Вспоминаю, как мы вместе с Дэниелом радовались моим успехам на новом поприще, и берет такая тоска, что хоть снова плачь.

— Может, меня примут назад, в так называемую благотворительность? — не вполне уверенным тоном спрашиваю я.

— Там наверняка уже взяли другого человека, — говорит Брэд.

Совсем падаю духом. Надо что-то решать. Брэд ободряюще треплет меня по плечу.

— Не глупи. Спокойно продолжай работать и не выдумывай проблем там, где их нет. Уж это-то Дэниел сделал для вас от чистой души. Если ты уволишься, только усугубишь его страдания.

Киваю, впервые за все это время всерьез задумываясь о том, что Дэниел тоже страдает, и, странное дело, будто чувствую его боль собственным сердцем.

— Да, может, ты и прав. — Мне на ум приходит другая мысль, и я хмурю брови. — А вдруг он сам обозлится настолько, что позвонит Хэзер и попросит ее уволить меня? Может, не сразу, а спустя некоторое время?

Брэд допивает коктейль, отставляет стакан и решительно качает головой.

— Нет, об этом даже не думай. Дэниел на такое не способен, я ничуть не сомневаюсь.

В самом деле, думаю я, грустя и радуясь. Он на такое не способен. В памяти проносится день за днем весь период времени с нашего знакомства до расставания. Охваченная отчаянием, роняю голову на грудь и прижимаю руки к лицу.

Брэд обнимает меня и похлопывает по плечу.

— Ничего-ничего, моя хорошая. Все образуется. Так или иначе, но все будет хорошо, вот увидишь.


Я надеялась, что по прошествии времени Лаура снова станет собой прежней — затейницей и бодрячкой, трещоткой и хохотушкой. Но проходят дни, а она все такая же неулыбчивая и как будто потеряла интерес к игрушкам, друзьям, даже колдуньям.

Может, взрослеет? — раздумываю я, не желая сознаваться в том, что прекрасно знаю настоящую причину ее затяжной печали. Или устала от обыденности?

Притворяться глупо, тем более что сама я никак не привыкну к жизни без Дэниела. Дела продвигаются, погода радует, все идет своим чередом, но и в летнем тепле, и в ужинах под открытым небом, и даже в семейных встречах теперь чего-то очень не хватает.

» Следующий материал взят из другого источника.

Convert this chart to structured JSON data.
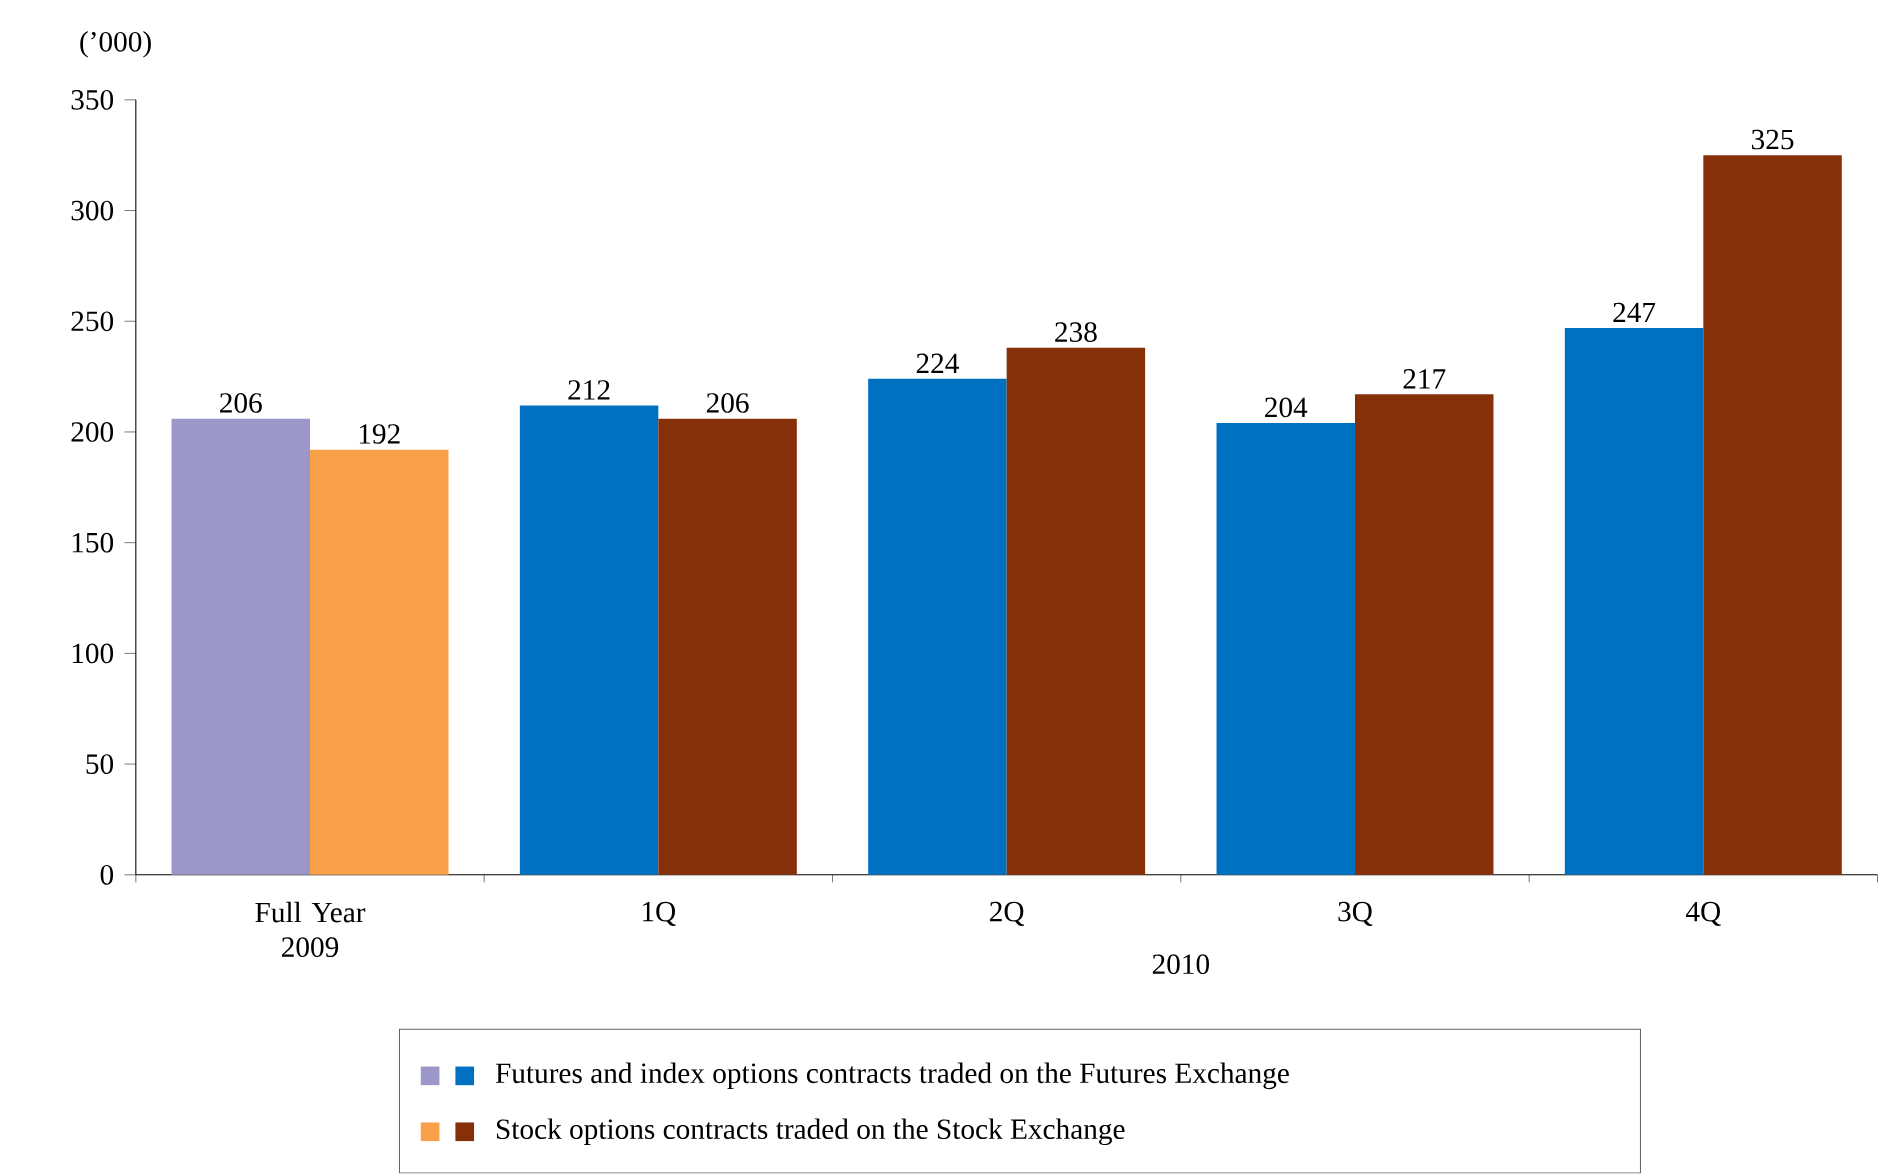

Примерно так же было после гибели Ричарда. Нет, к тому чувству незавершенности и неполноценности примешивался панический страх, ужас перед смертью, сверлящая боль от потери человека, ставшего за несколько лет чуть ли не частью тебя самой, и масса всего прочего, однако… Нынешняя опустошенность во многом схожа с той, и я все терзаюсь вопросом: почему столько лишений послано одной мне?

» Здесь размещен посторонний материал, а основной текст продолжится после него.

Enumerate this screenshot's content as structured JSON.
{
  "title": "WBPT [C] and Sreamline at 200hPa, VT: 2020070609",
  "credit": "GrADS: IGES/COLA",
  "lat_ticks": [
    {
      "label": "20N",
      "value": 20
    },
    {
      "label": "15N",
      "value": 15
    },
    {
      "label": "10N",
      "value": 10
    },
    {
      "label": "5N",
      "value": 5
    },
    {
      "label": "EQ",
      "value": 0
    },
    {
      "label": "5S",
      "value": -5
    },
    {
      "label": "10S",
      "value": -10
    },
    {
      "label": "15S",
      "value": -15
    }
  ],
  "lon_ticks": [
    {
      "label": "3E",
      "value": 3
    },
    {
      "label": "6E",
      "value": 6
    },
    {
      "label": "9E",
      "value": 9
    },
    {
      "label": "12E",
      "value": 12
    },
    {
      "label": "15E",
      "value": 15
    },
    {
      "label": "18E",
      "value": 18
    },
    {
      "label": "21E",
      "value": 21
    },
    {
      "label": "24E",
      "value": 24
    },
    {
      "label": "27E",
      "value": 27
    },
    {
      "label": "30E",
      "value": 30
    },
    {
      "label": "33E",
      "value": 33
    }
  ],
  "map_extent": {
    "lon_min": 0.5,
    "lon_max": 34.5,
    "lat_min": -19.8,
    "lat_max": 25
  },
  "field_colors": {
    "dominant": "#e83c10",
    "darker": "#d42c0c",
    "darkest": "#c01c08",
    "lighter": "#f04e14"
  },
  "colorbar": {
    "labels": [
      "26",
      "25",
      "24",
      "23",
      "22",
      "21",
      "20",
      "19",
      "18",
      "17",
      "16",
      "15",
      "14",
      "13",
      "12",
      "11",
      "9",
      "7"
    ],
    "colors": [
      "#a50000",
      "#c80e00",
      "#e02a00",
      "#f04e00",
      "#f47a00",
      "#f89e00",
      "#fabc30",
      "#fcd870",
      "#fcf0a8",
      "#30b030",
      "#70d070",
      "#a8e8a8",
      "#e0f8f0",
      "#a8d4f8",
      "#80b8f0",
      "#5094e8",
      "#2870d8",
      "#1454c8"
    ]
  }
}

Сижу в кафе с чашкой капучино и невидящим взглядом смотрю на людей вокруг. Клиент, с которым мы только что встретились, Йорг Вахтер, поджарый и строгий немец, склонен приобрести сразу две картины, но еще не принял окончательного решения. Делаю отметку в ежедневнике, закрываю его и тут же забываю про Вахтера.

Мысли вьются спиралью и устремляются в привычном направлении. Как вернуть дочь к нормальной жизни? Удастся ли вырваться с ней во Флориду или из-за дел придется отложить поездку до лучших времен? Где бы найти такое лекарство, которое подарило бы ощущение внутренней заполненности и ослабило бы сердечную боль?..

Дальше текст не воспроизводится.